Resources for authors on the DIY promotional route:
- Become a member of the Southern Independent Booksellers Alliance. There is a free membership offer for individual authors (sibaweb.com/for-authors) and membership allows you to request mailing lists of their membership whenever you like. Currently the list has over fifty bookstores just in the state of North Carolina. You can also be listed in SIBA directory of touring authors-- a list that is promoted to bookstores as well as to libraries, schools, and other civic organizations.
- Join the SIBA discussion group on Yahoo. Self-promotion isn’t allowed, but you can “listen in” on the issues that concern indie booksellers and get a sense of their perspective on the challenges everyone in the industry faces. (Yahoo group “sibamembers”)

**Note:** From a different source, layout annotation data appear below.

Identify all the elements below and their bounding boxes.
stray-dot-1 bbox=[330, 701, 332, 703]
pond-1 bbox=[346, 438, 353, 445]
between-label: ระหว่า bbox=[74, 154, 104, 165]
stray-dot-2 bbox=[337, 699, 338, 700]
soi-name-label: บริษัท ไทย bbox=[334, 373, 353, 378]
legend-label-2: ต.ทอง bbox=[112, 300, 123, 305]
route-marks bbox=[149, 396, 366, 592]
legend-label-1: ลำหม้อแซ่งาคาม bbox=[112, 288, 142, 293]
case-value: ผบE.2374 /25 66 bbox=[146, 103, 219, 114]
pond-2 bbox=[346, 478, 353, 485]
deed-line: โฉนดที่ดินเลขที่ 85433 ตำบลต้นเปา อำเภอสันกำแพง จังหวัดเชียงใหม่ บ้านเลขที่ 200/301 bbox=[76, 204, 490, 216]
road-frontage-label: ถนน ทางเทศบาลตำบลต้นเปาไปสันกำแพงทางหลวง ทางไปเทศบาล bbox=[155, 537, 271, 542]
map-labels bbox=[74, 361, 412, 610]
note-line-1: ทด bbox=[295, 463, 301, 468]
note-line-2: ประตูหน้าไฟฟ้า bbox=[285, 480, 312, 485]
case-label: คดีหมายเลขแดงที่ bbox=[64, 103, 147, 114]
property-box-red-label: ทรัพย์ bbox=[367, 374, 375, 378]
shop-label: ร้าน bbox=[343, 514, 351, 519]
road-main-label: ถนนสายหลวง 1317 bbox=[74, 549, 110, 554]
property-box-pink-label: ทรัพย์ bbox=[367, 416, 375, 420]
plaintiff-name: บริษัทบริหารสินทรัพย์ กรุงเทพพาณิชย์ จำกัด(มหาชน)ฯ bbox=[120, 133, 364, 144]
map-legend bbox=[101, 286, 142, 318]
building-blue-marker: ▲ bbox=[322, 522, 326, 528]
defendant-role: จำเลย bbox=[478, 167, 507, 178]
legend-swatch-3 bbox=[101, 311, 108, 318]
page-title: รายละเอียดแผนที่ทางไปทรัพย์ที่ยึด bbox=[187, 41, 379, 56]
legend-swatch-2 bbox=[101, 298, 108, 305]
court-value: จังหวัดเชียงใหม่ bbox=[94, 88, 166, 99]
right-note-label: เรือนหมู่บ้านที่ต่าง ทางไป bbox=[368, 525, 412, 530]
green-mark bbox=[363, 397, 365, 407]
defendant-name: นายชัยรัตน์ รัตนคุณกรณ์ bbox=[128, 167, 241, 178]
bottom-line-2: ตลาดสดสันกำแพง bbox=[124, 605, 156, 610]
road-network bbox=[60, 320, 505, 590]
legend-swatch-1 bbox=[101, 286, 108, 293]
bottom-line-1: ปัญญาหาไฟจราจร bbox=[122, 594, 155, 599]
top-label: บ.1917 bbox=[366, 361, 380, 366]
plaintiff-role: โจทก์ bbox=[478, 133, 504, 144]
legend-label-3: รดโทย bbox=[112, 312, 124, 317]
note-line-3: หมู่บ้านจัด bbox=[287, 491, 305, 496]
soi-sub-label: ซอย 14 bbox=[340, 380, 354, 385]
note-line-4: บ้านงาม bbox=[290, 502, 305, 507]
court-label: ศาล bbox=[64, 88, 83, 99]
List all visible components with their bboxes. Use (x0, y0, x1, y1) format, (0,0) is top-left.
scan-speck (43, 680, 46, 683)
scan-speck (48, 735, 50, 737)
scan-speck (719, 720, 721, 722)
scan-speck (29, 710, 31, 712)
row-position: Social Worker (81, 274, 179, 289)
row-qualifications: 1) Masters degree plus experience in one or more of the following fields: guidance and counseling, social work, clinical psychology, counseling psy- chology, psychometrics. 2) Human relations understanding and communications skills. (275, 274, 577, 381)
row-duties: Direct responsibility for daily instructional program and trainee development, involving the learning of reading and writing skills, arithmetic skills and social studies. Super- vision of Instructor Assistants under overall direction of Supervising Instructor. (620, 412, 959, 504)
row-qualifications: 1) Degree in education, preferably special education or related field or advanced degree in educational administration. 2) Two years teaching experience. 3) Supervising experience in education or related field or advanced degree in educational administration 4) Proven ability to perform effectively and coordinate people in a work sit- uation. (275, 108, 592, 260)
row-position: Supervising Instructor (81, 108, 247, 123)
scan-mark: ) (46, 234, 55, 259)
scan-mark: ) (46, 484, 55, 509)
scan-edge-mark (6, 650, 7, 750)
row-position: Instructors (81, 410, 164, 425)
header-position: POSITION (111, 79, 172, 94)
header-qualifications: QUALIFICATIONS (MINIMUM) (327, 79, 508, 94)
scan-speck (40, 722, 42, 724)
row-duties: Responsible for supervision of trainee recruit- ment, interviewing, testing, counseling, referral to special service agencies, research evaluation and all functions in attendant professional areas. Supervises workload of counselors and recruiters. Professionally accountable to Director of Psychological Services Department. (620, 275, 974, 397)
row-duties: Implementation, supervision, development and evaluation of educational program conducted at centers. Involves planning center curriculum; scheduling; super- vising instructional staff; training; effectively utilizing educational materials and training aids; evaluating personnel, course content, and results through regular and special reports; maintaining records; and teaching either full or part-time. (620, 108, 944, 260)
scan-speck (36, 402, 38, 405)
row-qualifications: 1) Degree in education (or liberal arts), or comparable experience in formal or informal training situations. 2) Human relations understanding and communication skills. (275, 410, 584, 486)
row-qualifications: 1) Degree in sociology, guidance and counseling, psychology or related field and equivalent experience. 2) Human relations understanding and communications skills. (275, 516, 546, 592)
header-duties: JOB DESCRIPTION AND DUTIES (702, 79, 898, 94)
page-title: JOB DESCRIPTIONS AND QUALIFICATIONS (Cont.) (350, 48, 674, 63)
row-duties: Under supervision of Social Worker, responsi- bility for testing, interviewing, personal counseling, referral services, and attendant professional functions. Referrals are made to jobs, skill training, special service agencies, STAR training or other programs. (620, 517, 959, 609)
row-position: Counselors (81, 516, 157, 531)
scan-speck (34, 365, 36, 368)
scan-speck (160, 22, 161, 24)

- If you have a book, get it listed in the Indiebound.org database (http://www.indiebound.org/addabook). That will mean your book can be found in every indie bookstore in the United States that uses the Indiebound database--most of the bigger bookstores do.
- Attend the NC Writer’s Fall Conference. There is always a track for the “business” side of writing, including sessions on marketing, publicity, and navigating the new technology of the publishing and e-publishing world.
- Get some review copies into the hands of readers and booksellers. There are a number of ways to do this, but you want to choose a method that allows you to capture the contact information of the people who request a book from you. Both the American Booksellers Association and SIBA offer programs to put review copies in the hand of booksellers. They aren’t free of charge, but you do receive a list of bookstores that have expressed an interest in your book -- something you can use to follow up with later. Goodreads and LibraryThing also offer review copy programs, although each has more specific requirements about what is allowed. The good thing about those programs is that reviewers are required to review the books they receive, so you know that every book you send out is likely to be read AND reviewed on a popular book website. You can also list your book on Netgalley -- a site that distributes e-book versions of review copies and specifically targets what they call “professional readers” -- that is, bonafide, vetted book reviewers. There is a fee to list, but you can target your galley to specific reviewers who are interested specifically in your genre.
The publishing industry has been in a state of rapid flux over the last ten years as it attempts to adjust to new technology, new publishing scenarios, and new markets. Where it used to take a year, It is now possible to “publish” a book in a month. But what hasn’t changed significantly is how books make their way from reader to reader. It is still a “one book at a time” process--somebody, somewhere, hands a book to their best friend or their mother or their colleague at work and says “You’ve got to read this!”
It is the most powerful phrase in the book industry. And everything a bookseller does, everything you do as an author, is designed to make someone say to someone else “you’ve got to read this!” about your book.